Questo è l’aspetto sul quale è importante soffermarci questa mattina. La nostra esistenza non può essere giocata sulla base di questa visione assolutamente distruttiva. Noi siamo chiamati a innanzitutto vivere ogni domenica “ripulendo il nostro parabrezza” per vedere l’amore di Dio e non le nostre prestazioni e alla luce di questo amore, di questa presenza, di questa attesa, di questo atteggiamento che Dio ha nei miei riguardi, questa presenza soprannaturale che mi arriva attraverso la predicazione la preghiera, il raccoglimento, e tante altre cose, io comincio ad avere un atteggiamento di gratuità nei riguardi degli altri.
Noi possiamo facilmente deformarci, diventare delle persone petulanti che devono sempre sottolineare le cose che non vanno, e piano piano diventi un disadattato. Quindi la vita spirituale ti porta a essere solo, ti porta essere acido, ti porta a essere un giudice implacabile. Questo è il pericolo sul quale tutti noi dobbiamo stare attenti perché è fisiologico che questo avvenga: ti accorgerai che la persona su cui avevi puntato c’ha un sacco di difetti. Allora se tu vivi in Cristo questa è l’occasione finalmente per accogliere l’altro, quella è l’occasione per vivere tutto il bene che hai ricevuto. Se tu invece avverti questo senso di fastidio e di esclusione, di squalifica, di svalutazione, questo pensiero non viene da Dio ed è un grave pericolo a cui ognuno di noi è sempre costantemente soggetto. Quindi io vi invito stamattina proprio a sentirvi non solamente giustificati, ma amati. Non esiste un’esperienza di Chiesa, di fraternità, che non faccia i conti con la fragilità dell’altro.

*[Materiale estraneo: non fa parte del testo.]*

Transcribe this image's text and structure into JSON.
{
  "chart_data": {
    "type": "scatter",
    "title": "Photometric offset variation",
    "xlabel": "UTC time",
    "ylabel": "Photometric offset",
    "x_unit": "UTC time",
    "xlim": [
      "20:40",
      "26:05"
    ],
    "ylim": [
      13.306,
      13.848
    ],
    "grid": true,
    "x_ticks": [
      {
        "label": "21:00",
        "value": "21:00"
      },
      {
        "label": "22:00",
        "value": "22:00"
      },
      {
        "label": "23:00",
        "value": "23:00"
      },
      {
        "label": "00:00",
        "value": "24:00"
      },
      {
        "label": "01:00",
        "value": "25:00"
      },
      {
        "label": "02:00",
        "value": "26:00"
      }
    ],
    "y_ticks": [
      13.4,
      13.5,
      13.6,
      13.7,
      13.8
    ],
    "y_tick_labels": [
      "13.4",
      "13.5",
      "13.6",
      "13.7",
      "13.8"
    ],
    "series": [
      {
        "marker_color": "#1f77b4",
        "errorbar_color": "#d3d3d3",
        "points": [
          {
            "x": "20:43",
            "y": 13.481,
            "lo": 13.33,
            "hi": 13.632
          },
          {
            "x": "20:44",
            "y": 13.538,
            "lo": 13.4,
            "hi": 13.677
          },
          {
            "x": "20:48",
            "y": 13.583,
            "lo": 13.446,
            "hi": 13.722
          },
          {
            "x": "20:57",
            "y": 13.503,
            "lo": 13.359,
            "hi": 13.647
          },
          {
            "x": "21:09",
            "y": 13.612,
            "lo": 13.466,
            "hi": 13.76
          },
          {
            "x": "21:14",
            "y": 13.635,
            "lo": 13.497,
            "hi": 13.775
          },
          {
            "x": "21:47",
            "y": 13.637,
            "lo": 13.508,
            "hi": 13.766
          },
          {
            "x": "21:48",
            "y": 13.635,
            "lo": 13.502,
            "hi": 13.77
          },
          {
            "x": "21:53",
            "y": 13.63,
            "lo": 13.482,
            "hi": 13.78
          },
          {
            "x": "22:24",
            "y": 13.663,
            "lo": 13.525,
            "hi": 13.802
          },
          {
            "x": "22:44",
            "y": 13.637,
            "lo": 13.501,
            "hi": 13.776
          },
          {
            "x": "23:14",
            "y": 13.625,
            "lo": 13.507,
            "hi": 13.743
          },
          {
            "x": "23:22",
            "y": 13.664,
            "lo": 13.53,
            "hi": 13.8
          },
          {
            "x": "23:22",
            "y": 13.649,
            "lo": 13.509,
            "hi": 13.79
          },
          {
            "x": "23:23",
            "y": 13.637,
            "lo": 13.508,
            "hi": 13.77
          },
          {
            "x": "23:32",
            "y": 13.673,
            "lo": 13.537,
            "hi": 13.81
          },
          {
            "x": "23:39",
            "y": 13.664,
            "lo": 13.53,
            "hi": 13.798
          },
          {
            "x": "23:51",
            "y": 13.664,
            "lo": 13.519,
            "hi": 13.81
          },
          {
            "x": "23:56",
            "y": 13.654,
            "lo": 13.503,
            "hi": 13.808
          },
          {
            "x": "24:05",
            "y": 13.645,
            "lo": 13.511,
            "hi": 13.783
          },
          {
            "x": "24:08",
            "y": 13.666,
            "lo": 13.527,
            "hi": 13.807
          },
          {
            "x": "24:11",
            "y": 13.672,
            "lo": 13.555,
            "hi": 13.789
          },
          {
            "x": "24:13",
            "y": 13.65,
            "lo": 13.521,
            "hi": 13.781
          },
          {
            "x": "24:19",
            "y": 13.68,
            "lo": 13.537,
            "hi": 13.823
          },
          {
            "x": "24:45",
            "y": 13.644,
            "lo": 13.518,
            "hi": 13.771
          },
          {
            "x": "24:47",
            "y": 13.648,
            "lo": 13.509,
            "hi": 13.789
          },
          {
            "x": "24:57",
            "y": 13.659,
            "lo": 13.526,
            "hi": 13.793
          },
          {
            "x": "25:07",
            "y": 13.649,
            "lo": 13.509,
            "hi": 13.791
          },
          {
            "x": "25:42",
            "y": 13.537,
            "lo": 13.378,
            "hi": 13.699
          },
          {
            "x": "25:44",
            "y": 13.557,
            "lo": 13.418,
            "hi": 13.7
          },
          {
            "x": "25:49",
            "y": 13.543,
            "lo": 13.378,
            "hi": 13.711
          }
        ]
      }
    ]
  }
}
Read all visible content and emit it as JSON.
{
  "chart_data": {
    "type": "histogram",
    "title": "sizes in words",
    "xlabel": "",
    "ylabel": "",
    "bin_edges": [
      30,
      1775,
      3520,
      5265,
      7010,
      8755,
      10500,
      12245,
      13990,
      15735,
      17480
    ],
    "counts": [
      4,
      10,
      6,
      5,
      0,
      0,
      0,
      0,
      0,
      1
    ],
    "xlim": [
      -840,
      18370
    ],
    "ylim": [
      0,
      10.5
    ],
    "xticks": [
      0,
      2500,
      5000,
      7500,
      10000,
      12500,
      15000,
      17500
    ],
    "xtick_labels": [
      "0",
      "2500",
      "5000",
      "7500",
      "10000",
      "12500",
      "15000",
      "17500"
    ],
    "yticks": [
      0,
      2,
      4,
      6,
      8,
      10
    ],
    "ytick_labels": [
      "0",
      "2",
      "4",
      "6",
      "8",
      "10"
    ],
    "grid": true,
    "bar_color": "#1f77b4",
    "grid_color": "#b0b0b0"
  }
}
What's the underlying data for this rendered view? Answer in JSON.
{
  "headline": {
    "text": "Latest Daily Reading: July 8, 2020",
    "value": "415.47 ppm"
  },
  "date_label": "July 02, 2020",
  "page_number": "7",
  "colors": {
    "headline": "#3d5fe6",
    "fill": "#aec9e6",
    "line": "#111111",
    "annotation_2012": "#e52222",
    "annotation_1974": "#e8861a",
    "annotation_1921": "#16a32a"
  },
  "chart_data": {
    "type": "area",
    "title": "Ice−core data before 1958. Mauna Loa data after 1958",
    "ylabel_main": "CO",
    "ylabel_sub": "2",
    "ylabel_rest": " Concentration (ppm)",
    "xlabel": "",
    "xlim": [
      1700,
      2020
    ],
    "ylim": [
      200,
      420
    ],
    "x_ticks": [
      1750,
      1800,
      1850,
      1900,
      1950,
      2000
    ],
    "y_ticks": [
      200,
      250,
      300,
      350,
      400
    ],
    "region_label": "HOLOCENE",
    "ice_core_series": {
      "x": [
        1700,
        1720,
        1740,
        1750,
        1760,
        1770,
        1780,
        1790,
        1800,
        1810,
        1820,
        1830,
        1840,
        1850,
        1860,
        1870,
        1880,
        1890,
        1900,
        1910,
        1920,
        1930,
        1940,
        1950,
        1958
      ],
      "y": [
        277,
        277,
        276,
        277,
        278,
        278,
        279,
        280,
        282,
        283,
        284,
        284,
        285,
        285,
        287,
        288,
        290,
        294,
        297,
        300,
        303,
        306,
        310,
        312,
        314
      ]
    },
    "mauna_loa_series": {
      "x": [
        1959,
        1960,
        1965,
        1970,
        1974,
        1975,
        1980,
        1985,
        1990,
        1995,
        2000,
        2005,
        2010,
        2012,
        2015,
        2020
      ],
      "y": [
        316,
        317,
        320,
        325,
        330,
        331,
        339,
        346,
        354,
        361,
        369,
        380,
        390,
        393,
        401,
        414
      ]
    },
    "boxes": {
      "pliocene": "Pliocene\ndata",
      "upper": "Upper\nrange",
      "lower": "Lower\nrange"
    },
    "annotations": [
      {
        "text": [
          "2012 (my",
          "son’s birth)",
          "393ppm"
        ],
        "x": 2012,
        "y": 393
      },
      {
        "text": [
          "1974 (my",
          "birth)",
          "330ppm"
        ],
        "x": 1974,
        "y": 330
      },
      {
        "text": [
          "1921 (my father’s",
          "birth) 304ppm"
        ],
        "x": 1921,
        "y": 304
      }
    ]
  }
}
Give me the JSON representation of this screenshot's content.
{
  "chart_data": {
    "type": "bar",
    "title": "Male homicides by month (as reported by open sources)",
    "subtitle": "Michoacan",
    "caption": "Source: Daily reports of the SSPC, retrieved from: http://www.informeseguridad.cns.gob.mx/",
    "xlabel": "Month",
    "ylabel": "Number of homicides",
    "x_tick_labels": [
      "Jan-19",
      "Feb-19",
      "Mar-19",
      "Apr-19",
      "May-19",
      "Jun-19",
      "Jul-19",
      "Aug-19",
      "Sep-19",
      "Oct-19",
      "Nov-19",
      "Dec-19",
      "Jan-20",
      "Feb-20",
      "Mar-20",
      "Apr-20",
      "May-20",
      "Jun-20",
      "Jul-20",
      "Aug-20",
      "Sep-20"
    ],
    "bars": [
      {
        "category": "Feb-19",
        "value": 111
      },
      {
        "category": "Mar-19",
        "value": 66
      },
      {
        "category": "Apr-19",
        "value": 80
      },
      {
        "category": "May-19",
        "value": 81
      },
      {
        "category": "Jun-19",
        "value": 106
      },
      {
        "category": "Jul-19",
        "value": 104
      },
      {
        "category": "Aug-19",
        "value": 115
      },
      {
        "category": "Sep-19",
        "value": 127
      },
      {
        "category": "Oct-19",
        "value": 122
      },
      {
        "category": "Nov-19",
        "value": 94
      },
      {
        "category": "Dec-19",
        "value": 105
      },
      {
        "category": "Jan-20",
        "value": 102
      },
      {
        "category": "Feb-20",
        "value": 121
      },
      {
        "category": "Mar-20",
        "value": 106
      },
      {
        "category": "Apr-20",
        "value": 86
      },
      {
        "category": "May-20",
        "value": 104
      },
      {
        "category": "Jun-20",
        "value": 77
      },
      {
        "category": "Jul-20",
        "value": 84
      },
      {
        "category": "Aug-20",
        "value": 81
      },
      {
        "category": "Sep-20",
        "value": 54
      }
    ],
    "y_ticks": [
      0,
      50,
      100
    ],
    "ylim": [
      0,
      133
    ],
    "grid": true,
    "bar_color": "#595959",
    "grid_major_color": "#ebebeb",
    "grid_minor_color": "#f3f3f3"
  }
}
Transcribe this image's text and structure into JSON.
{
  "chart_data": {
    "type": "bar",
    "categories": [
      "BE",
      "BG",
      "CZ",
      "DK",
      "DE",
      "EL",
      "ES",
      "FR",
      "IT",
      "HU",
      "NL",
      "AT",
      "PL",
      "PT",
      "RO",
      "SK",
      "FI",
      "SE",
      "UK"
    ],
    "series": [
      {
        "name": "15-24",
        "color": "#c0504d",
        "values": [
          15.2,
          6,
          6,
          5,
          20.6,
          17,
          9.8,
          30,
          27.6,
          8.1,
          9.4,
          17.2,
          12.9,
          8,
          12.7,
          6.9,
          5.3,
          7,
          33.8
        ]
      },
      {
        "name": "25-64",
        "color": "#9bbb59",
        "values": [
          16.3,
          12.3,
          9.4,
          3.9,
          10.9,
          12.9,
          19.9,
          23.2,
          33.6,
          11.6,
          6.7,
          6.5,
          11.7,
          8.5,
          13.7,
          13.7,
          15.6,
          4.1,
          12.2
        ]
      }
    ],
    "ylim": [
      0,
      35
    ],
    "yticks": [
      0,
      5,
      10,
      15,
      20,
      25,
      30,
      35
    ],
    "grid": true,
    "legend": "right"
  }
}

Quindi per riassumere abbiamo scoperto che una persona brava non è necessariamente cristiana, una persona brava è una persona molto spesso antipatica perché non gli puoi dire una cosa, è sempre più bravo, sa sempre le cose meglio di te, prima di te, più di te, e te le fa notare e una persona così rimane da sola e sta pure male: pensa di essere un martire, una persona che sta facendo la volontà di Dio, però nessuno lo capisce. Questa è una tentazione enorme. Tutti voi mentre io sto parlando avete un meccanismo di difesa che però potrebbe pure collassare un giorno, ed allora potrei pure dire: “E se fossi io questa persona che vuole essere il primo della classe, che sono angosciato e angosciante? Io vorrei che questo venisse meno, perché io mi voglio riposare e voglio che le persone che stanno davanti a me, attorno a me, si riposino!”
Quindi ragioniamo, approfondiamo, accogliamo questa Parola e applichiamola alla nostra vita.